¾ cup Warm water
1 Package of active dry yeast
½ tsp Granulated sugar
2 tbsp Melted butter
1¼ cup All-purpose flour
½ tsp Fine salt
Cornmeal (enough to dust 2 baking sheets)
Kalamata Extra Virgin Olive Oil
1 Jar of Caramelized Onion Compote for Cheese
1 cup(approx.) Crumbled goat cheese
1. Whisk together warm water, active dry yeast, sugar, and the melted butter. Let stand until yeast is dissolved, about 10 minutes.

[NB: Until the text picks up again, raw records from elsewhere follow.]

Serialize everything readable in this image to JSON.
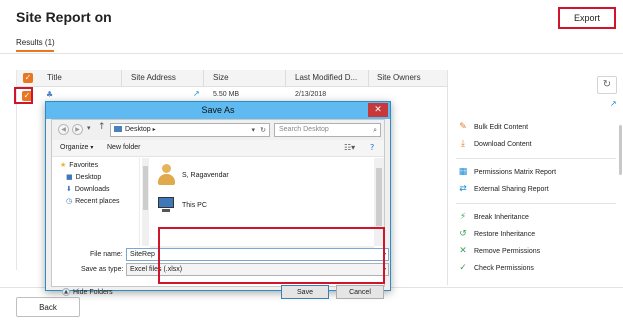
{
  "header": {
    "title": "Site Report on",
    "export_label": "Export"
  },
  "tabs": [
    {
      "label": "Results (1)"
    }
  ],
  "table": {
    "columns": [
      "Title",
      "Site Address",
      "Size",
      "Last Modified D...",
      "Site Owners"
    ],
    "rows": [
      {
        "title": "",
        "site_address": "",
        "size": "5.50 MB",
        "last_modified": "2/13/2018",
        "site_owners": ""
      }
    ]
  },
  "right_panel": {
    "groups": [
      [
        {
          "label": "Bulk Edit Content",
          "icon": "edit-icon"
        },
        {
          "label": "Download Content",
          "icon": "download-icon"
        }
      ],
      [
        {
          "label": "Permissions Matrix Report",
          "icon": "matrix-icon"
        },
        {
          "label": "External Sharing Report",
          "icon": "sharing-icon"
        }
      ],
      [
        {
          "label": "Break Inheritance",
          "icon": "break-icon"
        },
        {
          "label": "Restore Inheritance",
          "icon": "restore-icon"
        },
        {
          "label": "Remove Permissions",
          "icon": "remove-icon"
        },
        {
          "label": "Check Permissions",
          "icon": "check-icon"
        }
      ]
    ]
  },
  "footer": {
    "back_label": "Back"
  },
  "dialog": {
    "title": "Save As",
    "address": "Desktop",
    "search_placeholder": "Search Desktop",
    "toolbar": {
      "organize": "Organize",
      "new_folder": "New folder"
    },
    "nav_pane": [
      "Favorites",
      "Desktop",
      "Downloads",
      "Recent places"
    ],
    "content_items": [
      {
        "label": "S, Ragavendar",
        "icon": "user-folder-icon"
      },
      {
        "label": "This PC",
        "icon": "computer-icon"
      }
    ],
    "file_name_label": "File name:",
    "file_name_value": "SiteRep",
    "save_type_label": "Save as type:",
    "save_type_value": "Excel files (.xlsx)",
    "hide_folders": "Hide Folders",
    "save_label": "Save",
    "cancel_label": "Cancel"
  },
  "colors": {
    "accent": "#e87722",
    "highlight_red": "#d0142c",
    "dialog_titlebar": "#5ebaf0",
    "link_blue": "#1a8cd8"
  }
}
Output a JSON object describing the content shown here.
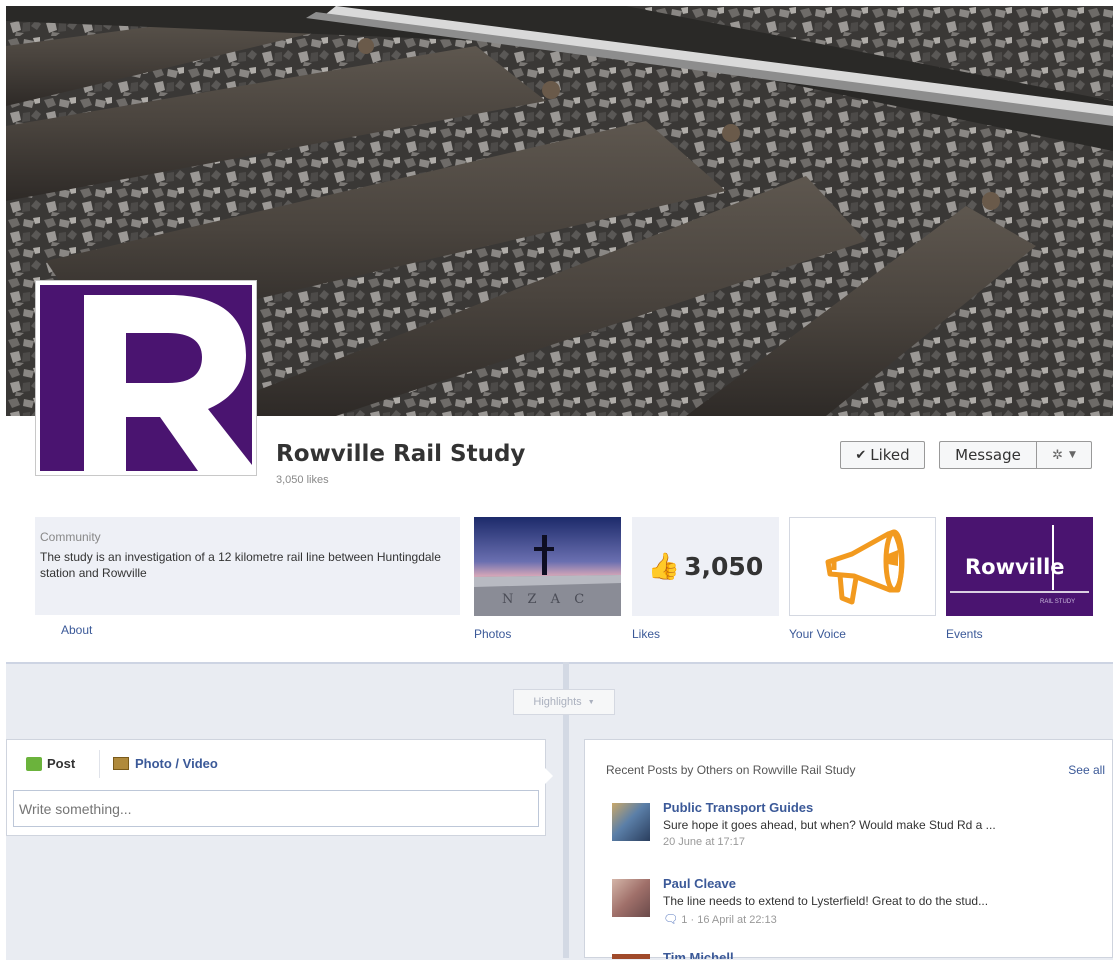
{
  "page": {
    "name": "Rowville Rail Study",
    "likes_text": "3,050 likes"
  },
  "profile_logo": {
    "letter": "R",
    "color": "#4a1470"
  },
  "actions": {
    "liked_label": "Liked",
    "message_label": "Message"
  },
  "about": {
    "category": "Community",
    "description": "The study is an investigation of a 12 kilometre rail line between Huntingdale station and Rowville",
    "link_label": "About"
  },
  "tabs": [
    {
      "label": "Photos",
      "thumb_text": "N Z A C"
    },
    {
      "label": "Likes",
      "count": "3,050"
    },
    {
      "label": "Your Voice"
    },
    {
      "label": "Events",
      "logo_text": "Rowville",
      "logo_subtext": "RAIL STUDY"
    }
  ],
  "timeline": {
    "highlights_label": "Highlights"
  },
  "composer": {
    "post_tab": "Post",
    "photo_tab": "Photo / Video",
    "placeholder": "Write something..."
  },
  "recent_posts": {
    "title": "Recent Posts by Others on Rowville Rail Study",
    "see_all": "See all",
    "items": [
      {
        "author": "Public Transport Guides",
        "text": "Sure hope it goes ahead, but when? Would make Stud Rd a ...",
        "time": "20 June at 17:17",
        "comments": ""
      },
      {
        "author": "Paul Cleave",
        "text": "The line needs to extend to Lysterfield! Great to do the stud...",
        "time": "16 April at 22:13",
        "comments": "1"
      },
      {
        "author": "Tim Michell",
        "text": "",
        "time": "",
        "comments": ""
      }
    ]
  },
  "colors": {
    "brand_purple": "#4a1470",
    "link_blue": "#3b5998",
    "voice_orange": "#f29a1f"
  }
}
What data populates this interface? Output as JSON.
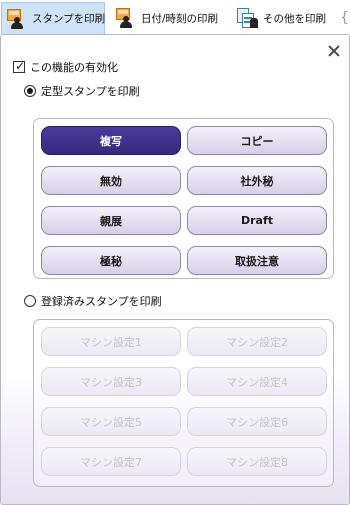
{
  "tabs": [
    {
      "label": "スタンプを印刷",
      "icon": "stamp-print-icon",
      "active": true
    },
    {
      "label": "日付/時刻の印刷",
      "icon": "date-time-print-icon",
      "active": false
    },
    {
      "label": "その他を印刷",
      "icon": "other-print-icon",
      "active": false
    }
  ],
  "tab_overflow_glyph": "{",
  "panel": {
    "close_glyph": "×",
    "enable_label": "この機能の有効化",
    "enable_checked": true,
    "fixed_stamp_label": "定型スタンプを印刷",
    "fixed_stamp_selected": true,
    "fixed_stamps": [
      "複写",
      "コピー",
      "無効",
      "社外秘",
      "親展",
      "Draft",
      "極秘",
      "取扱注意"
    ],
    "selected_stamp": "複写",
    "registered_stamp_label": "登録済みスタンプを印刷",
    "registered_stamp_selected": false,
    "registered_stamps": [
      "マシン設定1",
      "マシン設定2",
      "マシン設定3",
      "マシン設定4",
      "マシン設定5",
      "マシン設定6",
      "マシン設定7",
      "マシン設定8"
    ]
  },
  "colors": {
    "active_tab": "#cfe3f7",
    "selected_button": "#3f3190",
    "button_gradient_top": "#f4f1fb",
    "button_gradient_bottom": "#d6cfe8"
  }
}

2. Whisk flour and salt in a medium bowl. Add yeast mixture to flour mixture and stir with a wooden spoon until mixture clumps together. Add a little flour if the dough is too wet.
3. Knead dough on a lightly floured work surface until smooth and elastic, and 3 minutes. Divide dough into 12 equal pieces; toll each into a ball.
4. Place dough on flour-dusted baking sheet and cover with plastic wrap. Leave dough in a warm place to rise so that it doubles in size, about 45 to 60 minutes.
5. Preheat oven to 450°F. Sprinkle 2 baking sheets lightly with cornmeal; roll each dough ball into 3 to 4 inch rounds. Transfer 6 rounds onto each baking sheet. Pierce dough all over with a fork. Brush generously with Kalamata Extra Virgin Olive Oil.
6. Spread dough with Caramelized Onion Compote for Cheese leaving a ¼-inch plain border. Top with thyme leaves and bake for 12 to 15 minutes or until puffed golden.
7. Sprinkle crumbled goat cheese on top of the focaccia and transfer to serving platter.